In a ground-breaking study, researchers from NYU and the University of Queensland have made germanium, a common semiconductor, superconducting, opening up new possibilities for highly effective electronic and quantum devices.

Scientists have long worked to develop superconducting semiconductors to enable new quantum technologies and to increase the speed and energy efficiency of semiconductors, which are crucial components of computer chips and solar cells. However, maintaining an ideal atomic structure with the required conduction behavior has proven problematic, making it difficult to achieve superconductivity in semiconductor materials like silicon and germanium.

An international team of scientists reports creating a type of germanium that is superconducting, capable of conducting electricity with zero resistance, allowing currents to flow indefinitely without energy loss, in a recently published paper in the journal Nature Nanotechnology. This results in increased operational speed that uses less energy.

According to New York University physicist Javad Shabani, director of NYU's Center of Quantum Information Physics and the university's recently formed Quantum Institute, one of the paper's authors, establishing superconductivity in germanium, which is already widely used in computer chips and fiber optics, could revolutionize scores of consumer goods and industrial technologies.

These materials could serve as the foundation for future quantum circuits, sensors, and low-power cryogenic electronics, all of which require clean interfaces between superconducting and semiconducting regions, according to Peter Jacobson, a physicist at the University of Queensland and one of the paper's authors. Since germanium is already a workhorse material for advanced semiconductor technologies, it is now possible to create scalable, foundry-ready quantum devices by demonstrating that it can also become superconducting under regulated growth conditions.

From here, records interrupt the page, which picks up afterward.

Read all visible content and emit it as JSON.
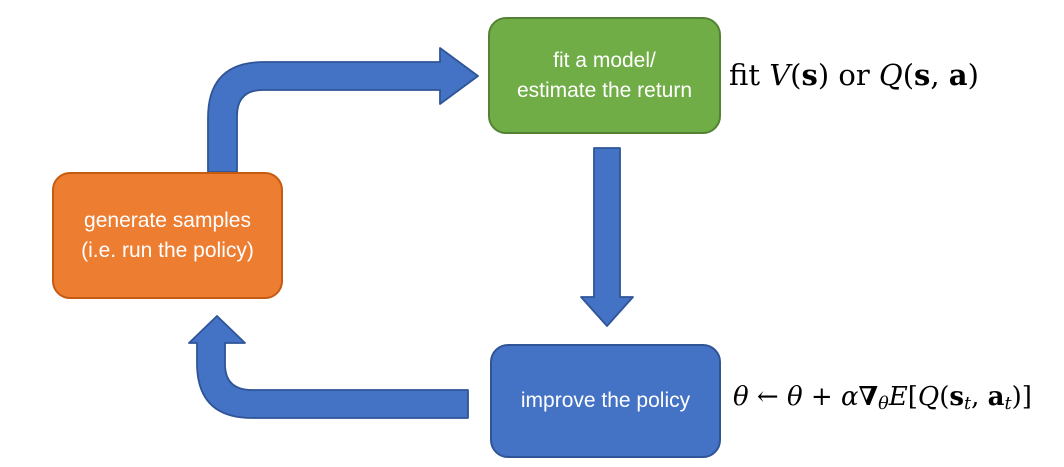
{
  "colors": {
    "background": "#FFFFFF",
    "green_fill": "#70AD47",
    "green_border": "#548235",
    "orange_fill": "#ED7D31",
    "orange_border": "#C55A11",
    "blue_fill": "#4472C4",
    "blue_border": "#2F5597",
    "arrow_fill": "#4472C4",
    "arrow_border": "#2F5597",
    "box_text": "#FFFFFF",
    "math_text": "#000000"
  },
  "boxes": {
    "fit_model": {
      "line1": "fit a model/",
      "line2": "estimate the return"
    },
    "generate_samples": {
      "line1": "generate samples",
      "line2": "(i.e. run the policy)"
    },
    "improve_policy": {
      "line1": "improve the policy"
    }
  },
  "annotations": {
    "fit_value": {
      "text": "fit V(s) or Q(s, a)",
      "parts": [
        {
          "t": "fit ",
          "style": "rm"
        },
        {
          "t": "V",
          "style": "it"
        },
        {
          "t": "(",
          "style": "rm"
        },
        {
          "t": "s",
          "style": "bf"
        },
        {
          "t": ") or ",
          "style": "rm"
        },
        {
          "t": "Q",
          "style": "it"
        },
        {
          "t": "(",
          "style": "rm"
        },
        {
          "t": "s",
          "style": "bf"
        },
        {
          "t": ", ",
          "style": "rm"
        },
        {
          "t": "a",
          "style": "bf"
        },
        {
          "t": ")",
          "style": "rm"
        }
      ]
    },
    "policy_update": {
      "text": "θ ← θ + α∇θE[Q(st, at)]",
      "parts": [
        {
          "t": "θ",
          "style": "it"
        },
        {
          "t": " ← ",
          "style": "rm"
        },
        {
          "t": "θ",
          "style": "it"
        },
        {
          "t": " + ",
          "style": "rm"
        },
        {
          "t": "α",
          "style": "it"
        },
        {
          "t": "∇",
          "style": "bf"
        },
        {
          "t": "θ",
          "style": "itsub"
        },
        {
          "t": "E",
          "style": "it"
        },
        {
          "t": "[",
          "style": "rm"
        },
        {
          "t": "Q",
          "style": "it"
        },
        {
          "t": "(",
          "style": "rm"
        },
        {
          "t": "s",
          "style": "bf"
        },
        {
          "t": "t",
          "style": "itsub"
        },
        {
          "t": ", ",
          "style": "rm"
        },
        {
          "t": "a",
          "style": "bf"
        },
        {
          "t": "t",
          "style": "itsub"
        },
        {
          "t": ")]",
          "style": "rm"
        }
      ]
    }
  }
}
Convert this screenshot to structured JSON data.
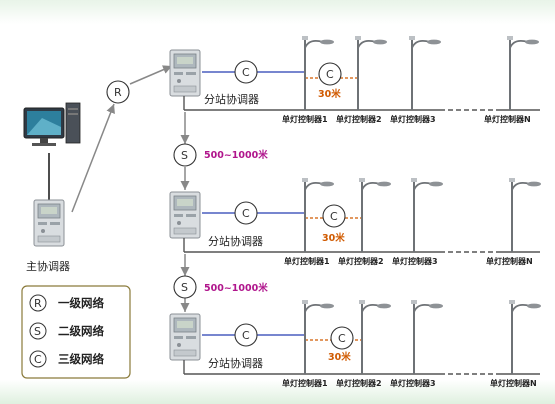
{
  "master_label": "主协调器",
  "distance_label": "30米",
  "range_label": "500~1000米",
  "substations": [
    {
      "label": "分站协调器",
      "controllers": [
        "单灯控制器1",
        "单灯控制器2",
        "单灯控制器3",
        "单灯控制器N"
      ]
    },
    {
      "label": "分站协调器",
      "controllers": [
        "单灯控制器1",
        "单灯控制器2",
        "单灯控制器3",
        "单灯控制器N"
      ]
    },
    {
      "label": "分站协调器",
      "controllers": [
        "单灯控制器1",
        "单灯控制器2",
        "单灯控制器3",
        "单灯控制器N"
      ]
    }
  ],
  "network_letters": {
    "r": "R",
    "s": "S",
    "c": "C"
  },
  "legend": [
    {
      "letter": "R",
      "text": "一级网络"
    },
    {
      "letter": "S",
      "text": "二级网络"
    },
    {
      "letter": "C",
      "text": "三级网络"
    }
  ],
  "colors": {
    "purple": "#b0158c",
    "orange": "#d05a00",
    "link_blue": "#4a5fbf",
    "gray_arrow": "#888888"
  }
}
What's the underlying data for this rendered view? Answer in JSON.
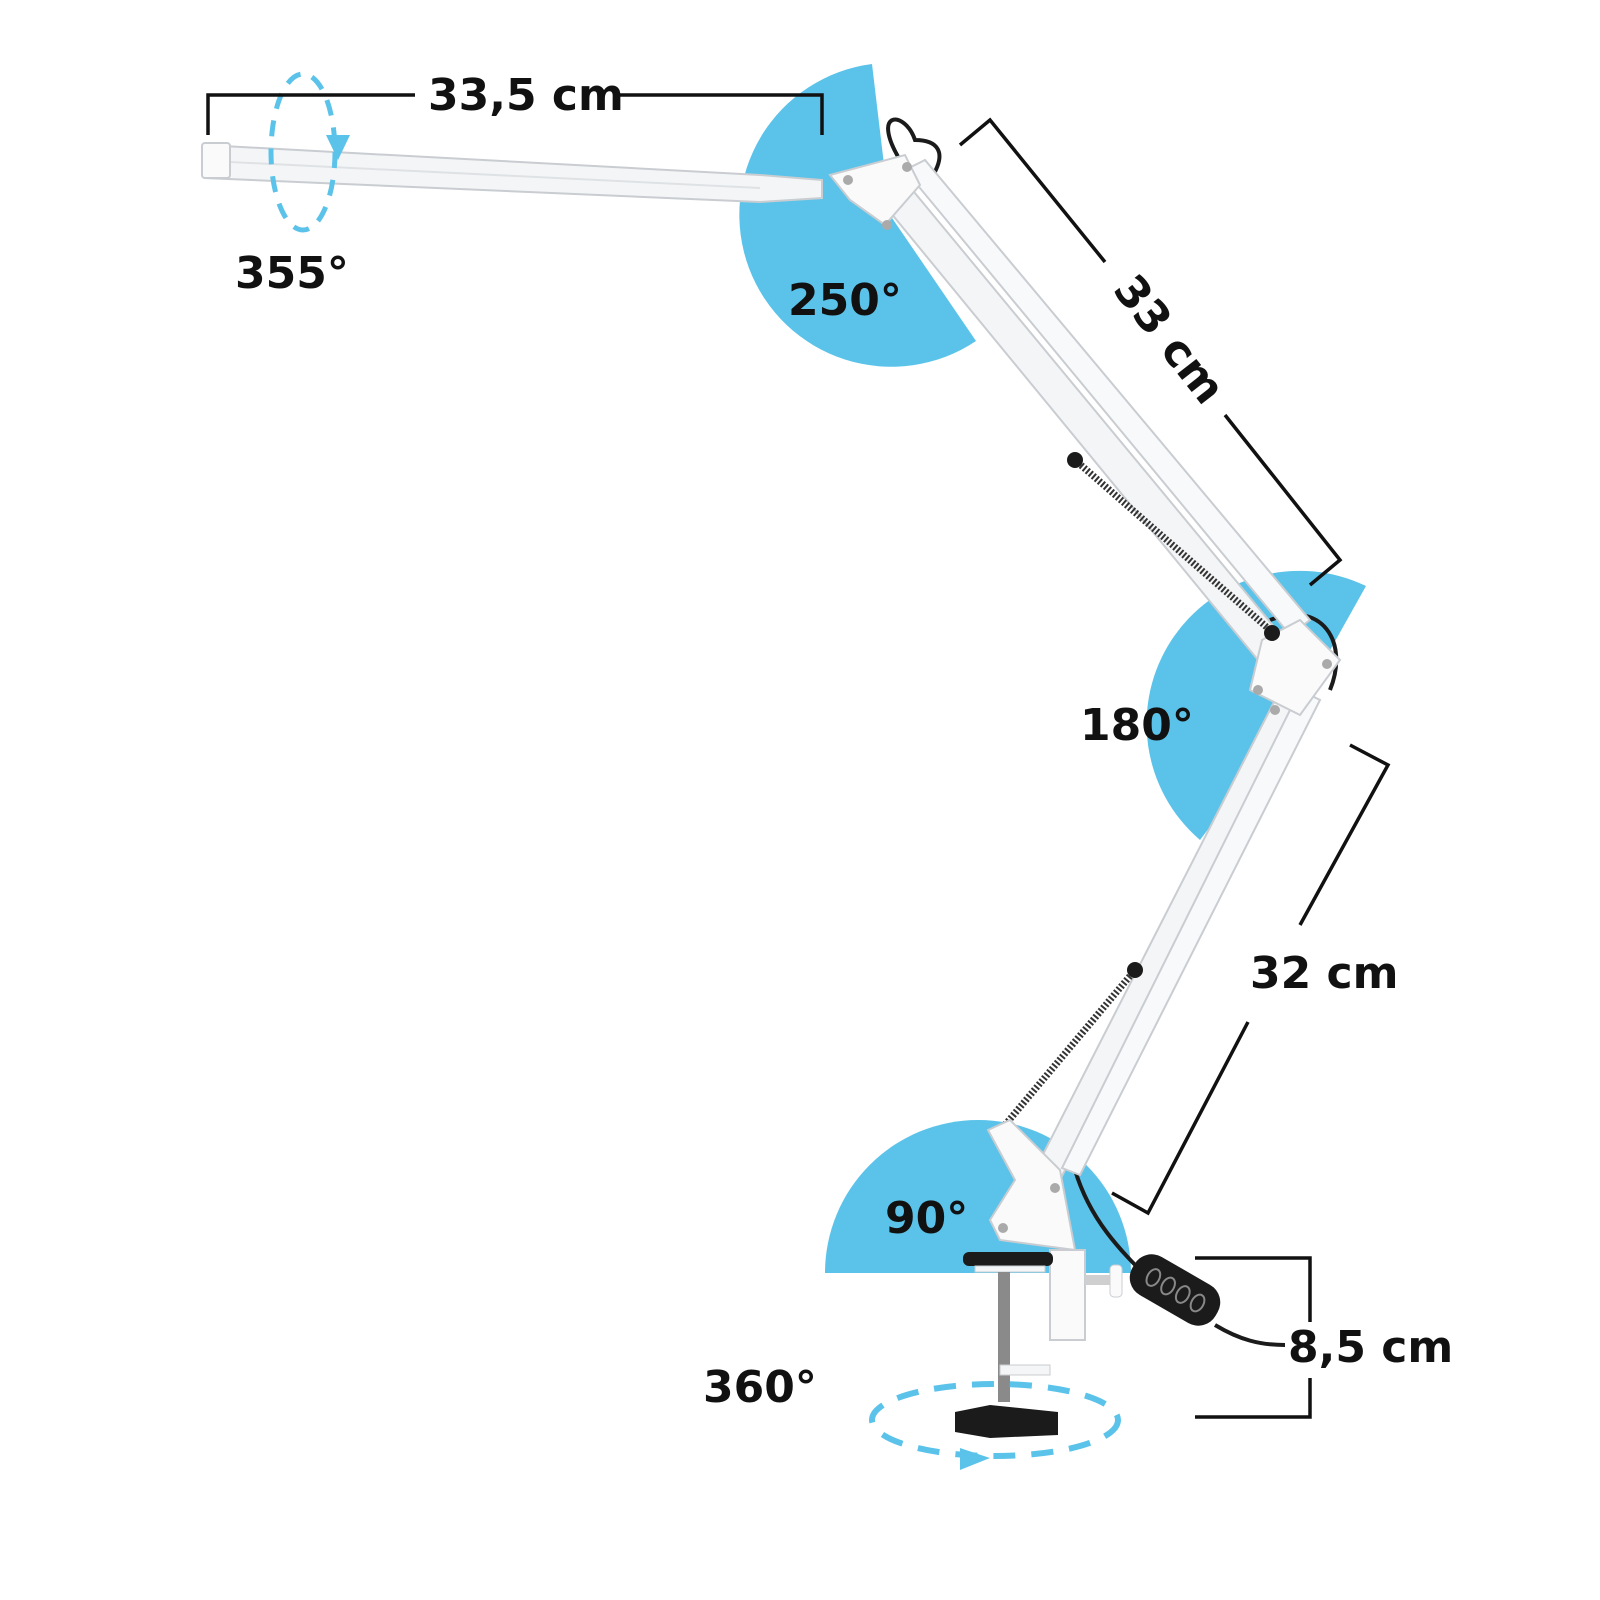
{
  "colors": {
    "accent": "#5bc3e9",
    "text": "#111111",
    "lamp": "#f4f5f6",
    "outline": "#c9cdd1",
    "dark": "#1b1b1b"
  },
  "dimensions": {
    "head_length": "33,5 cm",
    "upper_arm_length": "33 cm",
    "lower_arm_length": "32 cm",
    "clamp_height": "8,5 cm"
  },
  "angles": {
    "head_rotation": "355°",
    "head_joint": "250°",
    "elbow_joint": "180°",
    "base_joint": "90°",
    "base_rotation": "360°"
  },
  "icons": {
    "rotation": "dashed-rotation-arrow-icon",
    "controller": "inline-switch-icon"
  }
}
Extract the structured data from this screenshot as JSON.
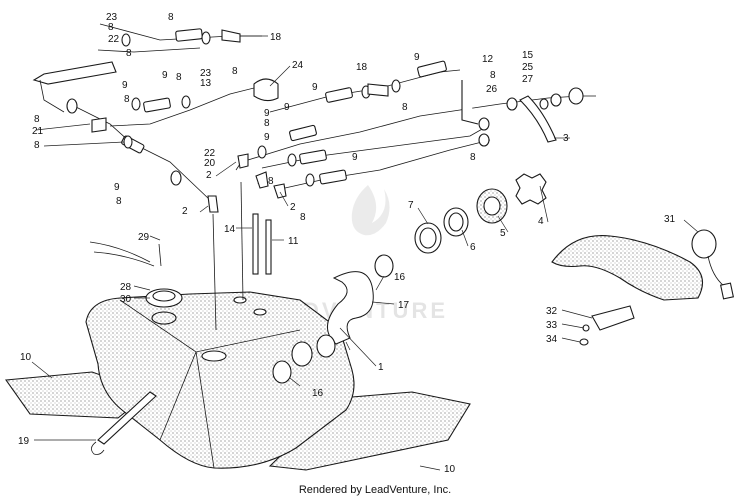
{
  "callouts": {
    "c1": "1",
    "c2a": "2",
    "c2b": "2",
    "c2c": "2",
    "c3": "3",
    "c4": "4",
    "c5": "5",
    "c6": "6",
    "c7": "7",
    "c8a": "8",
    "c8b": "8",
    "c8c": "8",
    "c8d": "8",
    "c8e": "8",
    "c8f": "8",
    "c8g": "8",
    "c8h": "8",
    "c8i": "8",
    "c8j": "8",
    "c8k": "8",
    "c8l": "8",
    "c8m": "8",
    "c8n": "8",
    "c8o": "8",
    "c9a": "9",
    "c9b": "9",
    "c9c": "9",
    "c9d": "9",
    "c9e": "9",
    "c9f": "9",
    "c9g": "9",
    "c9h": "9",
    "c9i": "9",
    "c10a": "10",
    "c10b": "10",
    "c11": "11",
    "c12": "12",
    "c13": "13",
    "c14": "14",
    "c15": "15",
    "c16a": "16",
    "c16b": "16",
    "c17": "17",
    "c18a": "18",
    "c18b": "18",
    "c19": "19",
    "c20": "20",
    "c21": "21",
    "c22a": "22",
    "c22b": "22",
    "c23a": "23",
    "c23b": "23",
    "c24": "24",
    "c25": "25",
    "c26": "26",
    "c27": "27",
    "c28": "28",
    "c29": "29",
    "c30": "30",
    "c31": "31",
    "c32": "32",
    "c33": "33",
    "c34": "34"
  },
  "watermark": "LEADVENTURE",
  "footer": "Rendered by LeadVenture, Inc."
}
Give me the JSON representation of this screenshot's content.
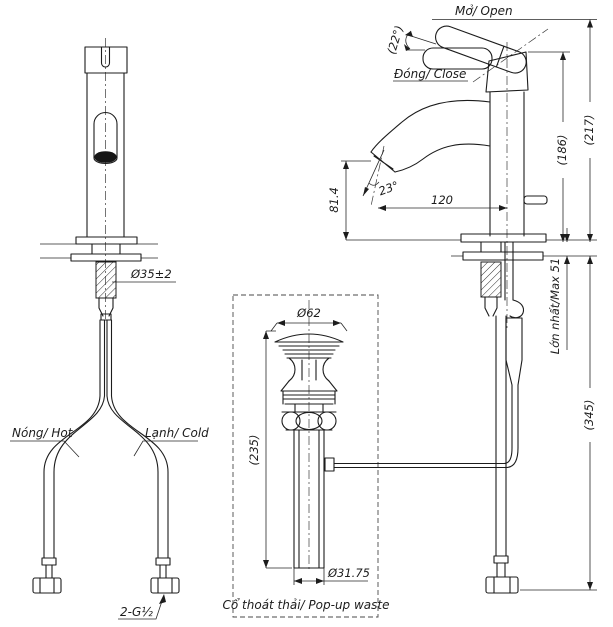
{
  "drawing_type": "faucet technical drawing",
  "labels": {
    "open": "Mở/ Open",
    "close": "Đóng/ Close",
    "hot": "Nóng/ Hot",
    "cold": "Lạnh/ Cold",
    "popup_waste": "Cổ thoát thải/ Pop-up waste",
    "max_deck_thickness": "Lớn nhất/Max 51",
    "thread_size": "2-G½"
  },
  "dimensions": {
    "handle_open_angle": "(22°)",
    "spout_outlet_angle": "23°",
    "spout_outlet_height": "81.4",
    "spout_reach": "120",
    "height_to_handle": "(186)",
    "height_total": "(217)",
    "deck_hole_diameter": "Ø35±2",
    "hose_length_below_deck": "(345)",
    "waste_cap_diameter": "Ø62",
    "waste_body_length": "(235)",
    "waste_pipe_diameter": "Ø31.75"
  },
  "colors": {
    "line": "#1c1c1c",
    "background": "#ffffff"
  }
}
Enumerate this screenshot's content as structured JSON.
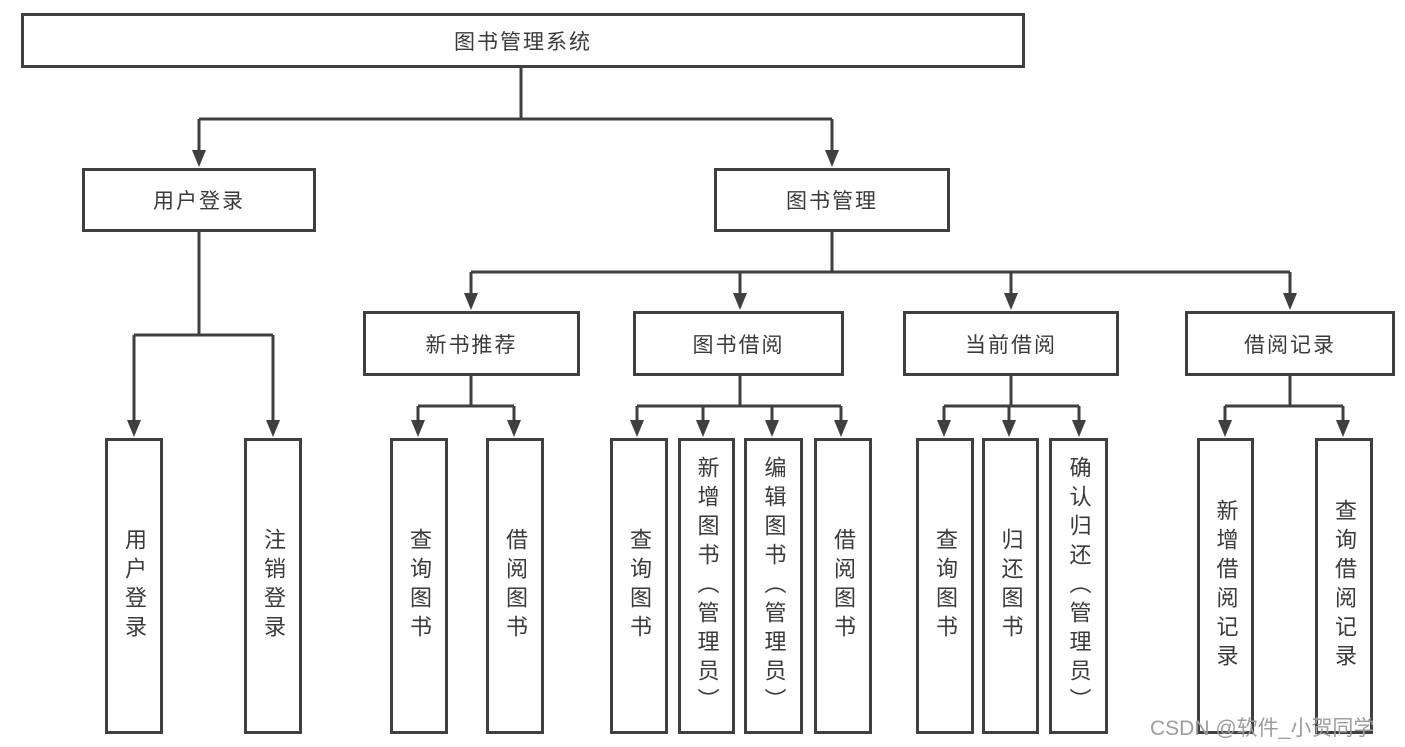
{
  "diagram": {
    "type": "function-structure-tree",
    "tree": {
      "root": {
        "label": "图书管理系统"
      },
      "branches": [
        {
          "label": "用户登录",
          "children": [
            {
              "label": "用户登录"
            },
            {
              "label": "注销登录"
            }
          ]
        },
        {
          "label": "图书管理",
          "children": [
            {
              "label": "新书推荐",
              "children": [
                {
                  "label": "查询图书"
                },
                {
                  "label": "借阅图书"
                }
              ]
            },
            {
              "label": "图书借阅",
              "children": [
                {
                  "label": "查询图书"
                },
                {
                  "label": "新增图书（管理员）"
                },
                {
                  "label": "编辑图书（管理员）"
                },
                {
                  "label": "借阅图书"
                }
              ]
            },
            {
              "label": "当前借阅",
              "children": [
                {
                  "label": "查询图书"
                },
                {
                  "label": "归还图书"
                },
                {
                  "label": "确认归还（管理员）"
                }
              ]
            },
            {
              "label": "借阅记录",
              "children": [
                {
                  "label": "新增借阅记录"
                },
                {
                  "label": "查询借阅记录"
                }
              ]
            }
          ]
        }
      ]
    },
    "colors": {
      "line": "#3f3f3f",
      "box_border": "#3f3f3f",
      "box_fill": "#ffffff",
      "text": "#3a3a3a",
      "watermark": "#9c9c9c",
      "background": "#ffffff"
    }
  },
  "watermark": "CSDN @软件_小贺同学"
}
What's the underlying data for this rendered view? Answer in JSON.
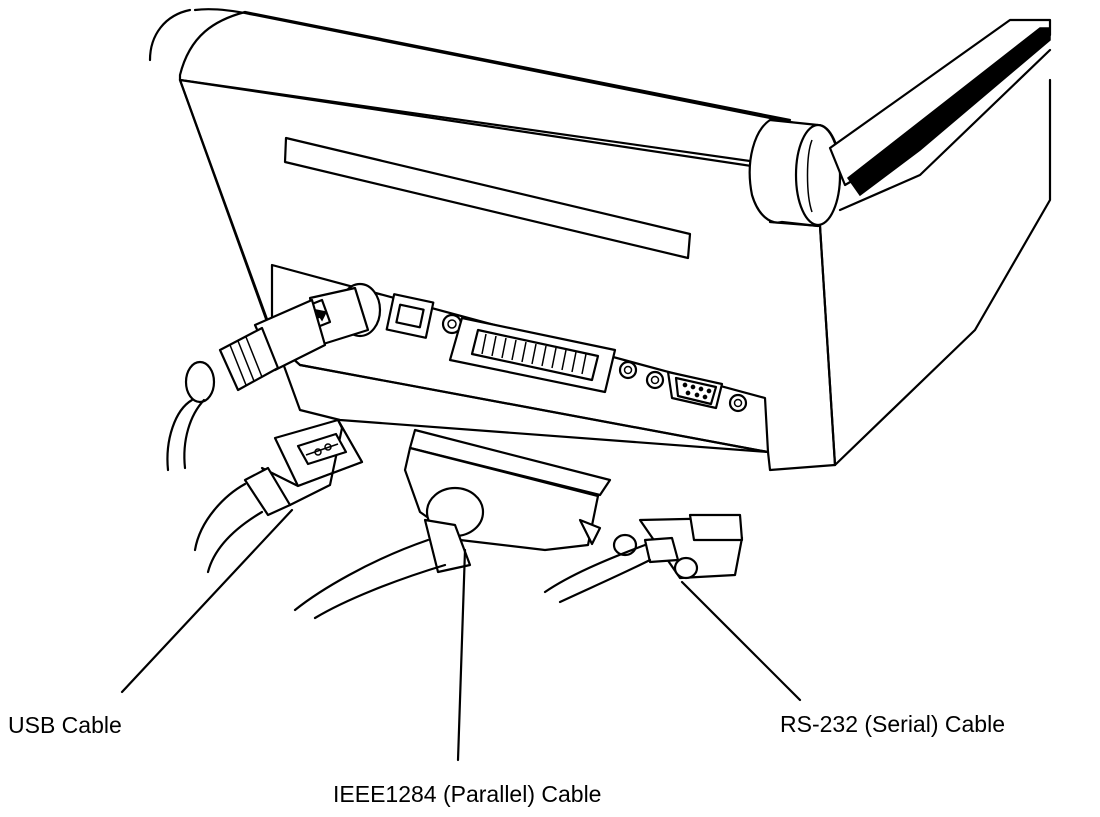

Group IV elements are valued for their flexibility and durability because they have properties halfway between those of metals and insulators. These qualities also make semiconductor materials like silicon and germanium valuable. To achieve superconductivity in these materials, conducting electrons that couple and travel without resistance must be added through structural modification, which is a challenging atomic-level procedure. In a paper published in Nature Nanotechnology, researchers produced germanium films that were extensively doped with gallium, a procedure that often causes the crystal to become unstable. But by forcing gallium atoms to replace germanium atoms at abnormally high numbers using sophisticated X-ray techniques, scientists stabilized the structure while significantly deforming it. The result is superconductivity at 3.5 Kelvin (−453°F).